Phone phreaking is the act of gaining illegal access to resources of telecom networks for fun or malicious activity. Before computer hacking took over, phreaking was the dominant underground tech activity. Some phone phreakers just wanted to understand how telecom infrastructure worked. Others wanted to make free long distance phone calls. As voice and data networks continue to merge, phone phreaking represents a much more dangerous threat as phreakers can gain back door access to corporate networks through unsecured modems and steal data, launch attacks and generally wreak havoc on an enterprise.
Early phreaks learned to take control of phone systems that worked on SF, or Single Frequency controls by using a recorded whistle of a particular frequency (2600 Hz). One could produce a long whistle to reset the line and then dial with groups of whistles (a short one for a "1", two short ones for a "2", etc.). While single frequency tones worked on certain phone routes, the most common signaling on the then long distance network used Multi-Frequency tones. The actual frequencies of the tones were unknown until 1964, when the Bell System itself released them in one of their journals. With that one article, the Bell System accidentally exposed the vulnerability in its system and its entire network was at the disposal of anyone with a cursory knowledge of electronics.
Phreaks soon started building devices which could produce these 'master tones' and thus allowed them to explore the side of the network that were not available to the general subscriber base. These devices became known as blue boxes. Next came the red box which tricked the phone station into believing that a coin had been dropped into a pay-phone when actually none had been fed. This was done by replacing the 3.579545 MHz crystal in the dialer with a 6.5536 MHz crystal which reproduced the sound of coins dropping in the payphone slot. Using these methods phone phreaks routinely organized 'conferences' which had people from distant regions chatting simultaneously on stolen network resources.
With the advent of PC's the popularity of Bulletin Board Systems rose rapidly. These often became the testing grounds for new techniques and ideas and led to a greater collaboration between phone phreaks. Other techniques like war dialing (wherein many telephone numbers are randomly dialed to find out where computers are available and then attempting to access them by guessing passwords) also came into existence.

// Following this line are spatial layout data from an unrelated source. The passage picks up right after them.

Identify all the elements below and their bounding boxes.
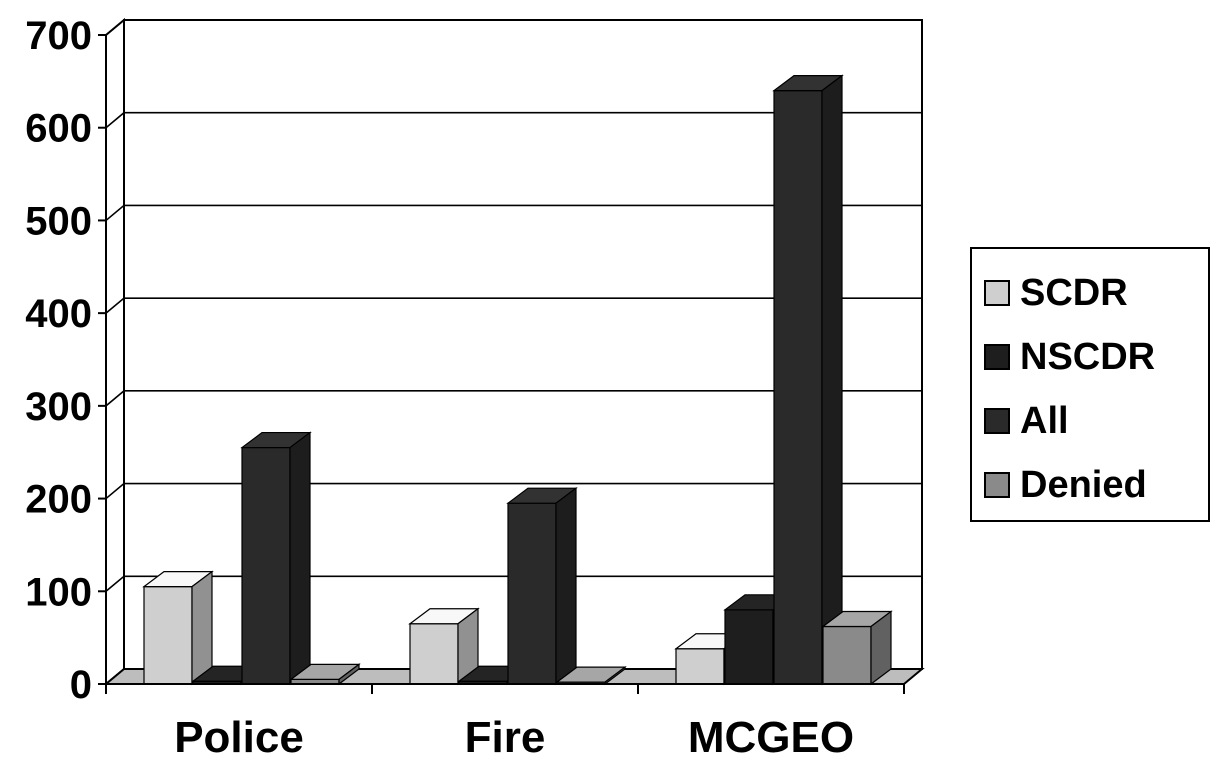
bar-front — [822, 625, 872, 685]
bar-side — [870, 610, 892, 686]
x-axis-labels: Police Fire MCGEO — [105, 683, 905, 762]
bar-side — [289, 431, 311, 686]
y-tick-label: 300 — [25, 385, 92, 429]
bar-front — [409, 623, 459, 685]
bar-side — [821, 74, 843, 686]
y-tick-label: 700 — [25, 14, 92, 58]
legend-item: All — [984, 399, 1069, 443]
bar-side — [338, 663, 360, 686]
gridline — [105, 111, 922, 129]
bar-front — [507, 502, 557, 685]
legend-label: NSCDR — [1020, 335, 1156, 378]
legend-swatch — [984, 344, 1010, 370]
bar-side — [191, 570, 213, 686]
gridline — [105, 204, 922, 222]
bar-front — [241, 446, 291, 685]
legend-swatch — [984, 408, 1010, 434]
bar-front — [143, 586, 193, 685]
gridline — [105, 19, 922, 36]
legend-item: NSCDR — [984, 335, 1155, 379]
bar-front — [724, 609, 774, 685]
y-tick-label: 200 — [25, 478, 92, 522]
x-category-label: MCGEO — [688, 713, 854, 762]
legend-item: Denied — [984, 463, 1147, 507]
y-tick-label: 100 — [25, 570, 92, 614]
bar-front — [773, 90, 823, 685]
y-axis-ticks: 0 100 200 300 400 500 600 700 — [25, 14, 922, 707]
gridline — [105, 575, 922, 592]
gridline — [105, 390, 922, 407]
bar-front — [675, 648, 725, 685]
legend-label: All — [1020, 399, 1069, 442]
x-category-label: Police — [174, 713, 304, 762]
y-tick-label: 500 — [25, 199, 92, 243]
legend-item: SCDR — [984, 271, 1128, 315]
legend-swatch — [984, 472, 1010, 498]
gridline — [105, 482, 922, 500]
gridline — [105, 297, 922, 314]
legend-label: SCDR — [1020, 271, 1128, 314]
bar-series — [142, 74, 893, 686]
y-tick-label: 600 — [25, 107, 92, 151]
x-category-label: Fire — [465, 713, 546, 762]
y-tick-label: 0 — [70, 663, 92, 707]
bar-side — [555, 487, 577, 686]
y-tick-label: 400 — [25, 292, 92, 336]
legend-label: Denied — [1020, 463, 1147, 506]
legend-swatch — [984, 280, 1010, 306]
legend: SCDR NSCDR All Denied — [970, 247, 1210, 522]
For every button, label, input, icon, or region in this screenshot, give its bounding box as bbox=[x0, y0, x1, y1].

Modern phreaking often involves taking advantage of companies' Private Branch Exchange systems, especially those which are accessible via toll-free numbers, to make phone calls. Another target for phreaks are the country direct toll-free numbers. These are telephone numbers in one country which connect to a number in another country, often used to enable people to speak to an operator in their home country (and language), but also used by larger corporations and government organizations. Such systems are often used by phreaks, enabling easy collaboration between people from different countries (e.g. via voice mail systems), often allowing access to toll-free numbers in other countries (e.g. via PBX features) and thus a range of opportunities for new systems to abuse, occasionally allowing blue-boxing if they connect to a country with older switching gear. Phreaks have also taken a new interest in development of VoIP services and open source PBX's like Asterisk that interface with VoIP protocols, as well as the VXML language.